Enclosure, Ballyportry, Co. Clare
Co. Clare |
Enclosures
On a south-facing slope in Ballyportry, Co. Clare, there is a ringfort that exists almost entirely on paper.
The field itself shows nothing: no raised bank, no ditch, no curve of earth to suggest that anything was ever built here. Yet the site spent the better part of a century being mapped, its outline shrinking and fading across successive Ordnance Survey editions until, by the time anyone went to look for it properly, it had vanished from the ground altogether.

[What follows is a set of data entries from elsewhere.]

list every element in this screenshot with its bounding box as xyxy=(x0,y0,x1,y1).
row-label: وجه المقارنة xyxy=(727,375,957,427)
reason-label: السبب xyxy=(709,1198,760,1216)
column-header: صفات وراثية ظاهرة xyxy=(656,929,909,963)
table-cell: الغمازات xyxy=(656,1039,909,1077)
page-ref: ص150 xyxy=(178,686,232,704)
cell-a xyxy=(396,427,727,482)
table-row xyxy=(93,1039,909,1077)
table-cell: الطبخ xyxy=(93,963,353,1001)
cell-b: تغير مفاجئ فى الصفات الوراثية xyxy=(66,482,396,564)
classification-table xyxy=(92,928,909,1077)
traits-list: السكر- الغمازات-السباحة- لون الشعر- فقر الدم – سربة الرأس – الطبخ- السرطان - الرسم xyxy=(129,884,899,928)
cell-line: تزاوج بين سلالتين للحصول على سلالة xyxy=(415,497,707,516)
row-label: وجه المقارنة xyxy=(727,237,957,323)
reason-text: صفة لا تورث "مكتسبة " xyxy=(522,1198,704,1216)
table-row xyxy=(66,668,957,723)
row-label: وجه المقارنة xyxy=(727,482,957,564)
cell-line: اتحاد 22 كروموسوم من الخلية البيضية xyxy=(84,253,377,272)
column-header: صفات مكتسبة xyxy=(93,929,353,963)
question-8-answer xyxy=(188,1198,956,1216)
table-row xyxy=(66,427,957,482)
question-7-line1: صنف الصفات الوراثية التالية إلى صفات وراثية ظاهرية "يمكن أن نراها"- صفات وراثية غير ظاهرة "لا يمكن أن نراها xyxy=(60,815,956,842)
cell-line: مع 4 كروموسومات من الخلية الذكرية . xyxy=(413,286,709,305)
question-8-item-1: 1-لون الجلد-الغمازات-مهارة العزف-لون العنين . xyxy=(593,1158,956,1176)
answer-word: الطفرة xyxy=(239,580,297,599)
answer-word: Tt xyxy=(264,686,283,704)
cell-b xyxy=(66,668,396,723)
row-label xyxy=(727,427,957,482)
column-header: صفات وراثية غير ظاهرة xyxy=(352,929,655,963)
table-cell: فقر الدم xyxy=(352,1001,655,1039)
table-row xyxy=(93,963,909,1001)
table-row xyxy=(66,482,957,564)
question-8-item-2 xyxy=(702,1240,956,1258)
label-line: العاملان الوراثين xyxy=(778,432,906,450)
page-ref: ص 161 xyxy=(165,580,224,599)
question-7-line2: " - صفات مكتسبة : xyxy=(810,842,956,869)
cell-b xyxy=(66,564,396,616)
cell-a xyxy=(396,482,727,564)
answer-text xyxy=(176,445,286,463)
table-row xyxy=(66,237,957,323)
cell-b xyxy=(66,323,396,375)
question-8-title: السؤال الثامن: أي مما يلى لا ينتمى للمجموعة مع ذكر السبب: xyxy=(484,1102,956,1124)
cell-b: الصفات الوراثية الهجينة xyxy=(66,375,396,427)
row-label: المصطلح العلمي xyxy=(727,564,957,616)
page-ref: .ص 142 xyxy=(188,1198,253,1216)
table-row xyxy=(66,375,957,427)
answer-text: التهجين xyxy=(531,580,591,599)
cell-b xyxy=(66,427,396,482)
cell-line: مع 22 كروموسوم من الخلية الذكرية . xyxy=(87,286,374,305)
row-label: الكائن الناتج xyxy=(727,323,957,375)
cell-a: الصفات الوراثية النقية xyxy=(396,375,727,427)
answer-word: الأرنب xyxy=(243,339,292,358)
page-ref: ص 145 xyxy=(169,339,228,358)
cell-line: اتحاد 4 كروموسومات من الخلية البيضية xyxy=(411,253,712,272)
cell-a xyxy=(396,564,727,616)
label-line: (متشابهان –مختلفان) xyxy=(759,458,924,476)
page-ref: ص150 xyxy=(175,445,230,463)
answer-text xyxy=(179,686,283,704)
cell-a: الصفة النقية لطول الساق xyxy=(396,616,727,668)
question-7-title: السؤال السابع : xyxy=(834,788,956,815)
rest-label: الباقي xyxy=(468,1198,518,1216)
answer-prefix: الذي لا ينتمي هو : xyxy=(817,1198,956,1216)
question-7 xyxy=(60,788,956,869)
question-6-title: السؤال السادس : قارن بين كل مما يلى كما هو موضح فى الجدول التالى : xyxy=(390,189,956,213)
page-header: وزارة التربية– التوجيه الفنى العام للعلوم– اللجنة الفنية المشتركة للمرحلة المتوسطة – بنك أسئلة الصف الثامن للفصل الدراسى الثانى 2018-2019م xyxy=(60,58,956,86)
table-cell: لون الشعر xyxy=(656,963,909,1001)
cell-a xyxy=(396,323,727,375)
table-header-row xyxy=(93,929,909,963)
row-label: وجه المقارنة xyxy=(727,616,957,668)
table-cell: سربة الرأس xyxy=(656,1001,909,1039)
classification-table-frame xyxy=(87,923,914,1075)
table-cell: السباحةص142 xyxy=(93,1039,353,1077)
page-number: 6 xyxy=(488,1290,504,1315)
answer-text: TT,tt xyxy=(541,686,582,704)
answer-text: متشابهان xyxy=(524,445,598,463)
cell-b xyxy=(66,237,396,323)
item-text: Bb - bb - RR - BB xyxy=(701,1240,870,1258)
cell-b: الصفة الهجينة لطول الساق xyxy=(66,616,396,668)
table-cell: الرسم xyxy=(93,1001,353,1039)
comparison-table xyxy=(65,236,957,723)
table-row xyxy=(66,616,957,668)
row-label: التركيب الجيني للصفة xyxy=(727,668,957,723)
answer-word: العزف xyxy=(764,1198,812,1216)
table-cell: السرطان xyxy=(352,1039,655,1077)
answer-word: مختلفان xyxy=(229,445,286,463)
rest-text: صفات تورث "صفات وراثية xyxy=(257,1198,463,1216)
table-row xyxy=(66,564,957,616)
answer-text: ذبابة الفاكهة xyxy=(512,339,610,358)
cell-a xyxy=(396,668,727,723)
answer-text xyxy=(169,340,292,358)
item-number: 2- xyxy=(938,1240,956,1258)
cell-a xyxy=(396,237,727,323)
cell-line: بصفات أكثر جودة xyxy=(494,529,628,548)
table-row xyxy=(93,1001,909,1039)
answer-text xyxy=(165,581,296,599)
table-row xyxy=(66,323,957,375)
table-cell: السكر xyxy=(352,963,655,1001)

Ringforts, which are circular or oval enclosures typically defined by earthen banks and ditches, were built throughout Ireland from the early medieval period and served variously as farmsteads, high-status residences, or defended homesteads. The one at Ballyportry was recorded on the first edition of the Ordnance Survey six-inch map in 1842 as an oval enclosure, with estimated diameters of around thirty metres northwest to southeast and twenty-six metres northeast to southwest. By the time the twenty-five-inch plan was surveyed in 1897, only the south-western arc of the perimeter was being shown; the same reduced outline appeared again on the 1920 Cassini edition of the six-inch map. Each revision was quietly erasing the site from the record, following what was presumably happening on the ground as agriculture, drainage, or simple time wore the earthworks down. When the site was inspected in 1998, no visible surface traces remained at all. Roughly 110 metres to the northwest, a second levelled enclosure has met the same fate.
What stays with you about a place like this is less the absence of a monument than the presence of a process. The 1842 map caught something nearly gone; the later surveys watched it go. The field at Ballyportry now holds no clue to what the cartographers once thought worth recording.